7.1.1 Headache attributed to idiopathic intracranial hypertension (IIH)

Previously used terms:
Headache attributed to benign intracranial hypertension (BIH); pseudotumor cerebri; meningeal hydrops; serous meningitis.

Headache caused by idiopathic intracranial hypertension (IIH), usually accompanied by other symptoms and/or clinical signs of IIH. It remits after normalization of cerebrospinal fluid pressure.

Diagnostic criteria:
A. Any headache fulfilling criterion C
B. Idiopathic intracranial hypertension (IIH) has been diagnosed, with CSF pressure >250 mm CSF (measured by lumbar puncture performed in the lateral decubitus position, without sedative medications or by epidural or intraventricular monitoring)
C. Evidence of causation demonstrated by at least two of the following:

    1. headache has developed in temporal relation to IIH, or led to its discovery
    2. headache is relieved by reducing intracranial hypertension
    3. headache is aggravated in temporal relation to increase in intracranial pressure

D. Not better accounted for by another ICHD-3 diagnosis.

Idiopathic intracranial hypertension (IIH) most commonly occurs in young obese women.

IIH should be diagnosed with caution in those with altered mental status and in patients with CSF pressure below 250 mm CSF. In some patients, especially children, an opening pressure of up to 280 mm CSF is normal, but, for most, an opening pressure above 280 mm CSF should be considered elevated.

Body-mass index is only weakly related to CSF pressure, and a mildly elevated CSF pressure should not be dismissed in obese patients.

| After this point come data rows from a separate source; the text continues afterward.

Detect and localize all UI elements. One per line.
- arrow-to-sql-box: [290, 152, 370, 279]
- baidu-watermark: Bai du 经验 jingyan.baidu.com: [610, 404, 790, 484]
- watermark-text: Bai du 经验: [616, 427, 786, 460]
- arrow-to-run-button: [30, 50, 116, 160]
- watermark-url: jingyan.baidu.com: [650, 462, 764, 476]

CSF pressure varies when lumbar epidural pressure monitoring is done for one hour or more, so a single measurement performed within minutes may not be indicative of the average CSF pressure over 24 hours. Diagnostic CSF pressure measurement should be made when the patient is not receiving treatment to lower the intracranial pressure. Neuroimaging findings consistent with the diagnosis of IIH include empty sella turcica, distention of the perioptic subarachnoid space, flattening of the posterior sclerae, protrusion of the optic nerve papillae into the vitreous and transverse cerebral venous sinus stenosis.

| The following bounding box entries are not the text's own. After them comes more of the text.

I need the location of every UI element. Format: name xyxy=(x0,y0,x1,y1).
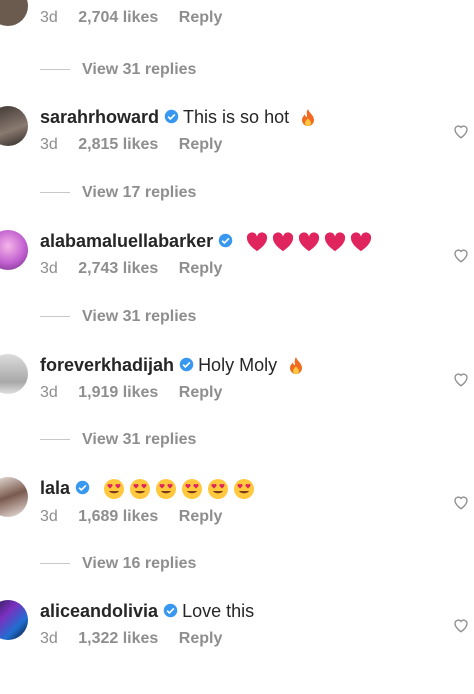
comment-time: 3d xyxy=(40,384,58,402)
username[interactable]: sarahrhoward xyxy=(40,107,159,127)
divider xyxy=(40,69,70,71)
likes-count[interactable]: 2,704 likes xyxy=(78,9,158,26)
view-replies-button[interactable]: View 31 replies xyxy=(40,60,196,80)
view-replies-label: View 31 replies xyxy=(82,431,197,448)
divider xyxy=(40,192,70,194)
verified-badge-icon xyxy=(163,603,178,618)
verified-badge-icon xyxy=(179,357,194,372)
divider xyxy=(40,563,70,565)
view-replies-button[interactable]: View 31 replies xyxy=(40,430,196,450)
like-heart-icon[interactable] xyxy=(452,122,470,140)
red-heart-emoji-icon xyxy=(299,232,320,252)
comment-text: This is so hot xyxy=(183,107,290,127)
fire-emoji-icon xyxy=(302,109,315,127)
red-heart-emoji-icon xyxy=(247,232,268,252)
red-heart-emoji-icon xyxy=(273,232,294,252)
username[interactable]: aliceandolivia xyxy=(40,601,158,621)
reply-button[interactable]: Reply xyxy=(179,630,223,647)
view-replies-label: View 31 replies xyxy=(82,61,197,78)
like-heart-icon[interactable] xyxy=(452,370,470,388)
comment-time: 3d xyxy=(40,260,58,278)
username[interactable]: alabamaluellabarker xyxy=(40,231,213,251)
comment-time: 3d xyxy=(40,508,58,526)
heart-eyes-emoji-icon xyxy=(156,479,177,500)
comment-time: 3d xyxy=(40,9,58,26)
avatar[interactable] xyxy=(0,477,28,517)
username[interactable]: foreverkhadijah xyxy=(40,355,174,375)
divider xyxy=(40,439,70,441)
view-replies-label: View 31 replies xyxy=(82,308,197,325)
divider xyxy=(40,316,70,318)
like-heart-icon[interactable] xyxy=(452,493,470,511)
likes-count[interactable]: 1,689 likes xyxy=(78,508,158,525)
verified-badge-icon xyxy=(75,480,90,495)
reply-button[interactable]: Reply xyxy=(179,9,223,26)
view-replies-button[interactable]: View 31 replies xyxy=(40,307,196,327)
comment-text: Love this xyxy=(182,601,255,621)
red-heart-emoji-icon xyxy=(325,232,346,252)
red-heart-emoji-icon xyxy=(351,232,372,252)
avatar[interactable] xyxy=(0,354,28,394)
heart-eyes-emoji-icon xyxy=(208,479,229,500)
avatar[interactable] xyxy=(0,230,28,270)
like-heart-icon[interactable] xyxy=(452,616,470,634)
username[interactable]: lala xyxy=(40,478,70,498)
avatar[interactable] xyxy=(0,600,28,640)
comment-meta: 3d 2,743 likes Reply xyxy=(40,259,434,279)
likes-count[interactable]: 2,815 likes xyxy=(78,136,158,153)
comment-meta: 3d 1,919 likes Reply xyxy=(40,383,434,403)
heart-eyes-emoji-row xyxy=(99,478,255,500)
reply-button[interactable]: Reply xyxy=(179,136,223,153)
comment-meta: 3d 2,704 likes Reply xyxy=(40,8,434,28)
avatar[interactable] xyxy=(0,0,28,26)
comment-text: Holy Moly xyxy=(198,355,278,375)
heart-eyes-emoji-icon xyxy=(182,479,203,500)
view-replies-button[interactable]: View 17 replies xyxy=(40,183,196,203)
reply-button[interactable]: Reply xyxy=(179,260,223,277)
comment-time: 3d xyxy=(40,136,58,154)
like-heart-icon[interactable] xyxy=(452,246,470,264)
heart-eyes-emoji-icon xyxy=(234,479,255,500)
comment-meta: 3d 2,815 likes Reply xyxy=(40,135,434,155)
verified-badge-icon xyxy=(218,233,233,248)
heart-eyes-emoji-icon xyxy=(104,479,125,500)
view-replies-button[interactable]: View 16 replies xyxy=(40,554,196,574)
likes-count[interactable]: 1,919 likes xyxy=(78,384,158,401)
reply-button[interactable]: Reply xyxy=(179,508,223,525)
likes-count[interactable]: 2,743 likes xyxy=(78,260,158,277)
fire-emoji-icon xyxy=(290,357,303,375)
fire-icon xyxy=(452,0,470,12)
verified-badge-icon xyxy=(164,109,179,124)
comment-meta: 3d 1,322 likes Reply xyxy=(40,629,434,649)
avatar[interactable] xyxy=(0,106,28,146)
heart-eyes-emoji-icon xyxy=(130,479,151,500)
reply-button[interactable]: Reply xyxy=(179,384,223,401)
view-replies-label: View 16 replies xyxy=(82,555,197,572)
heart-emoji-row xyxy=(242,231,372,252)
comment-meta: 3d 1,689 likes Reply xyxy=(40,507,434,527)
view-replies-label: View 17 replies xyxy=(82,184,197,201)
comment-time: 3d xyxy=(40,630,58,647)
likes-count[interactable]: 1,322 likes xyxy=(78,630,158,647)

Although the majority of patients with IIH have papilloedema, IIH without papilloedema has been observed. Other symptoms or signs of IIH include pulse-synchronous tinnitus, transient visual obscurations, neck or back pain and diplopia. 7.1.1 Headache attributed to idiopathic intracranial hypertension (IIH) lacks specific features. It is frequently described as frontal, retro-orbital, “pressure like” or explosive; migraine-like headache may also occur.